Pour le moment, le cabinet Covington s’agite pour que soient adoptées les
vues des grands groupes pétroliers dans le règlement européen sur la
fracturation hydraulique (fracking), cette technique « merveilleuse »
qui permet d’extraire du gaz naturel dans les couches de schiste.

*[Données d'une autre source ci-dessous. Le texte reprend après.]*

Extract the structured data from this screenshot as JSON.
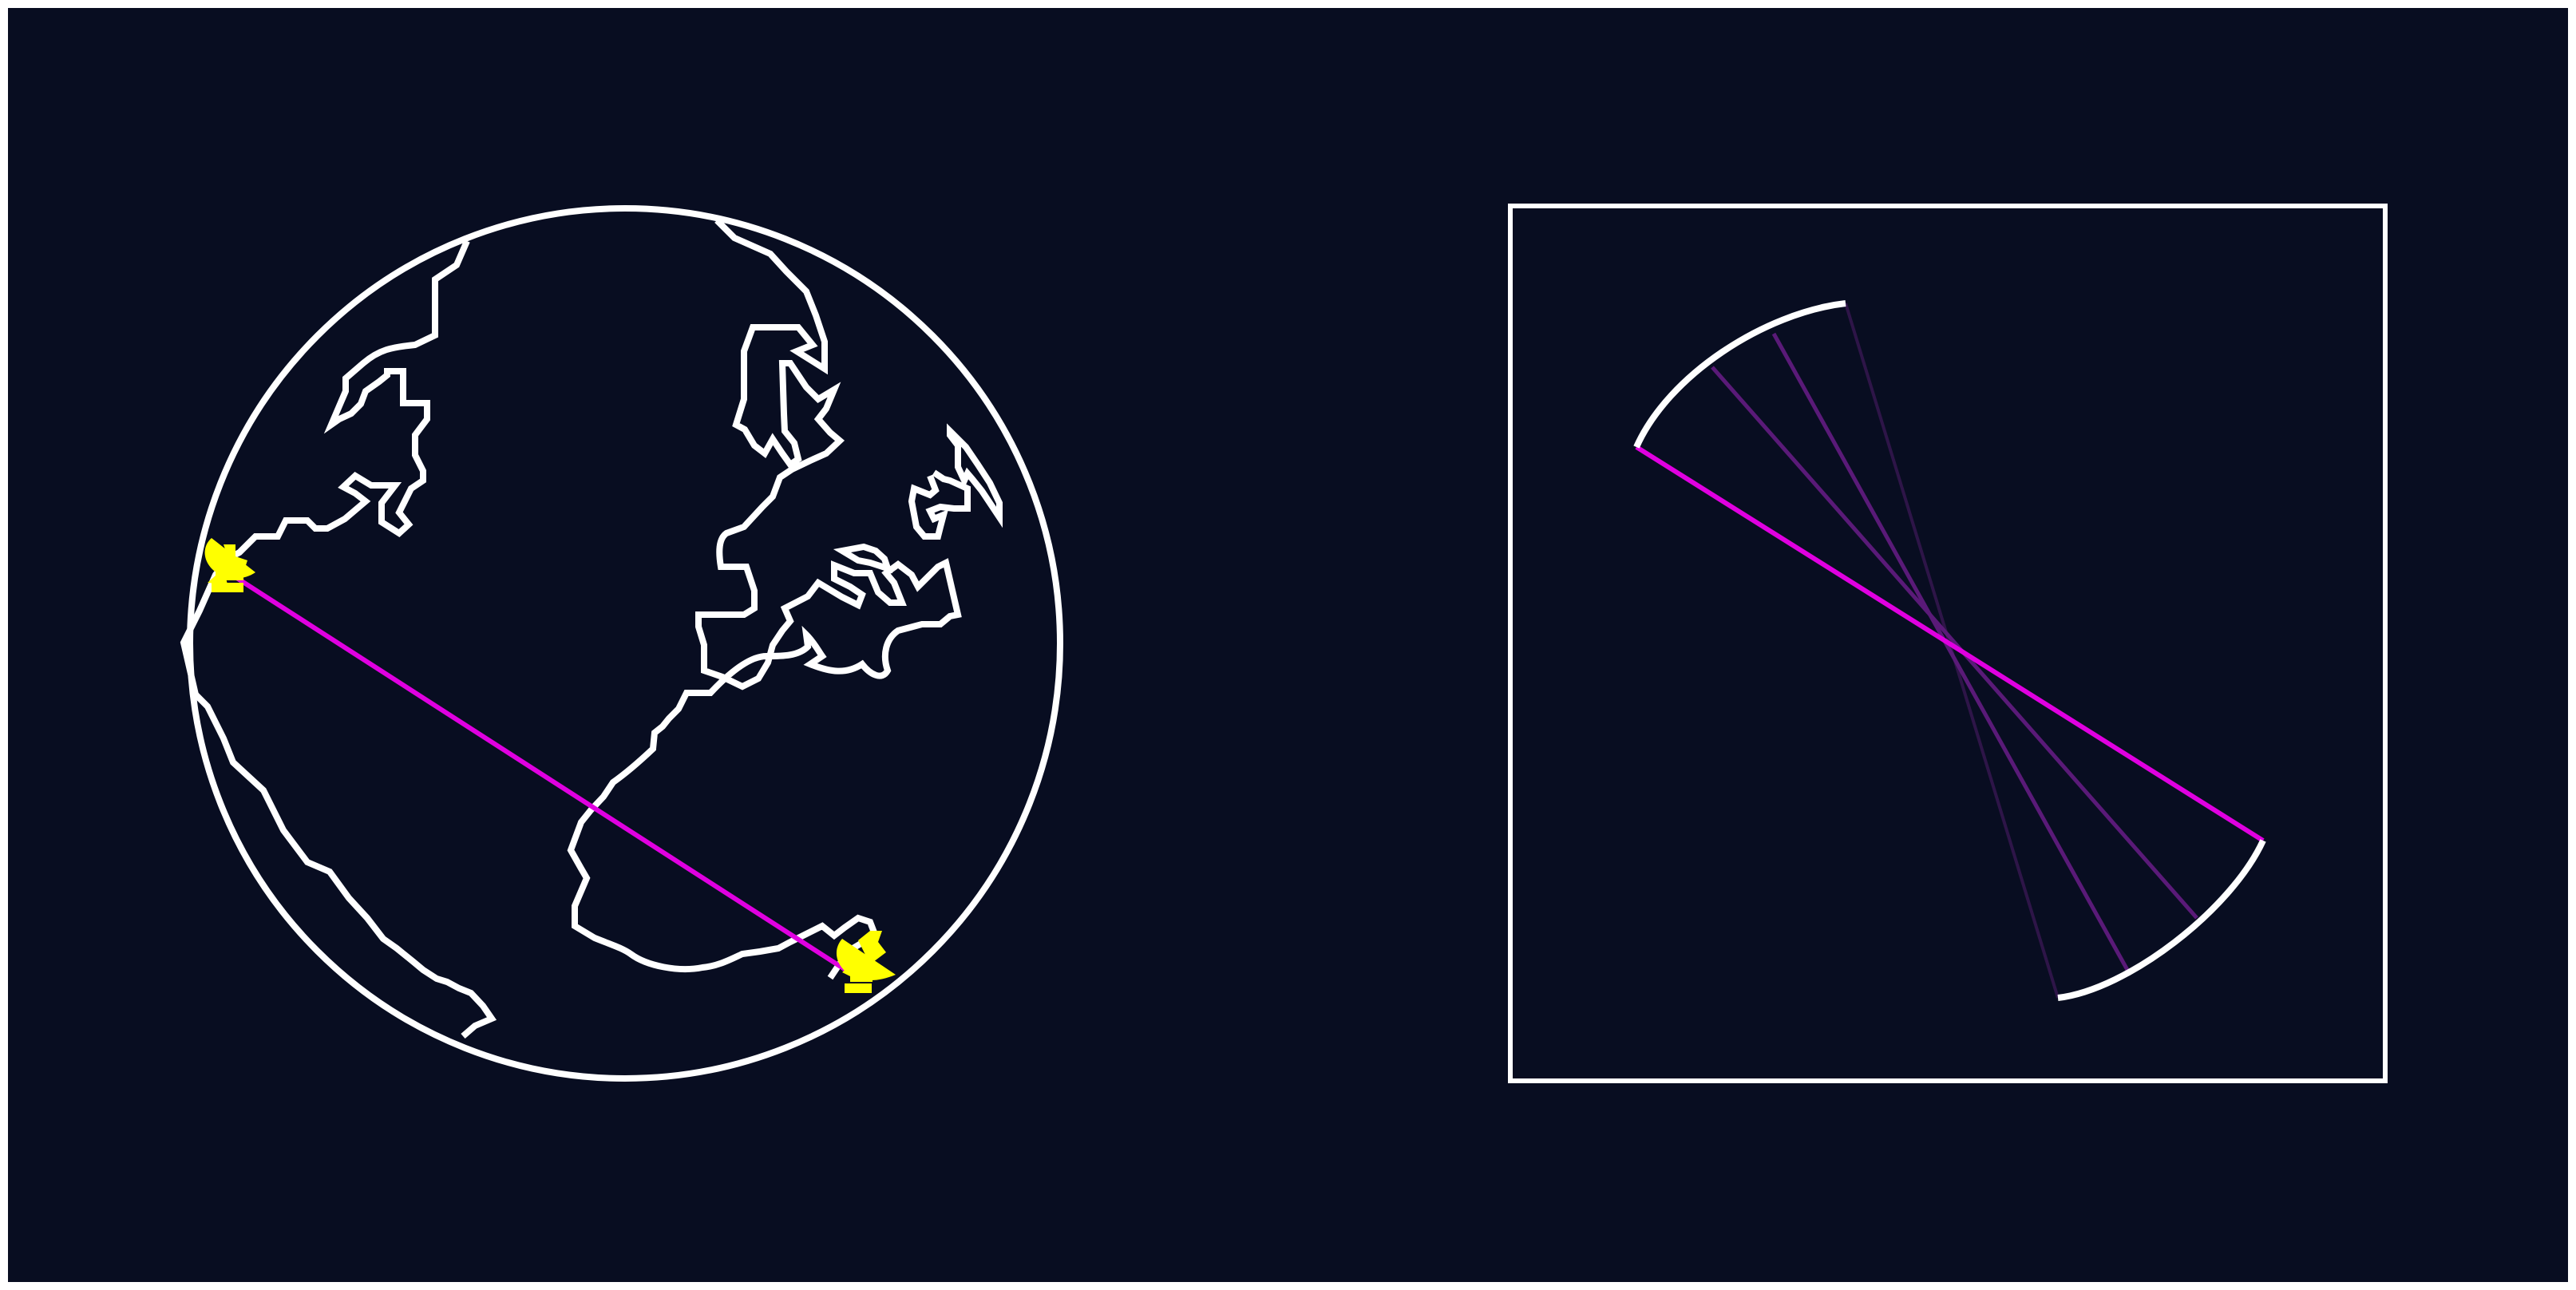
{
  "colors": {
    "background": "#080d21",
    "outline": "#ffffff",
    "baseline": "#e000e0",
    "faint_line": "#5a1a78",
    "fainter_line": "#2e1548",
    "dish": "#ffff00"
  },
  "globe": {
    "icon": "globe-icon",
    "continents": "europe-africa-americas-outline"
  },
  "antennas": [
    {
      "icon": "radio-telescope-dish-icon",
      "site": "west"
    },
    {
      "icon": "radio-telescope-dish-icon",
      "site": "south-east"
    }
  ],
  "aperture_panel": {
    "icon": "baseline-uv-sweep-icon",
    "sweep_lines": 4
  }
}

Covington aurait
aussi réussi à affaiblir un règlement européen permettant aux fonds de pension
d’investir une partie de leurs avoirs dans des actions émises par des firmes
privées.
Parmi les autres faits d’armes, le cabinet Hogan Lovells a obtenu qu’une
firme américaine de semi-conducteurs obtienne une exemption aux lois
environnementales européennes, ce qui leur a permis de continuer à utiliser une
substance potentiellement dangereuse dans leurs composants d’ordinateurs. Le
groupe Philips admet que la combinaison avocats plus « conseillers »
de Hogan Lovells est exactement ce dont il a besoin. « Bien sûr »,
avoue Philips, « il nous faut des avocats, mais il nous faut surtout des
personnalités importantes qui puissent peser sur les décisions de
régulation ».
Et à M. De Ruyt de surenchérir en expliquant que « c’est très excitant
d’obtenir ce que l’on veut en utilisant le système. Et je sais exactement
comment le faire ».
(1) La plupart des
renseignements contenus dans ce blog sont basés sur l’article d’Eric Lipton et
Danny Hakim, Lobbying bonanza as firms try to influence European Union, The New York Times, October 18, 2013 http://www.nytimes.com/2013/10/19/world/europe/lobbying-bonanza-as-firms-try-to-influence-european-union.html?_r=0
Mr. Victor, usted está poniendo el dedo en la llaga más sensible de nuestro sistema político. Siga hurgando, por favor, para que la opinión pública se entere de cómo se cruzan los cables en la toma de grandes decisiones. Cordial saludo. Bernardo García.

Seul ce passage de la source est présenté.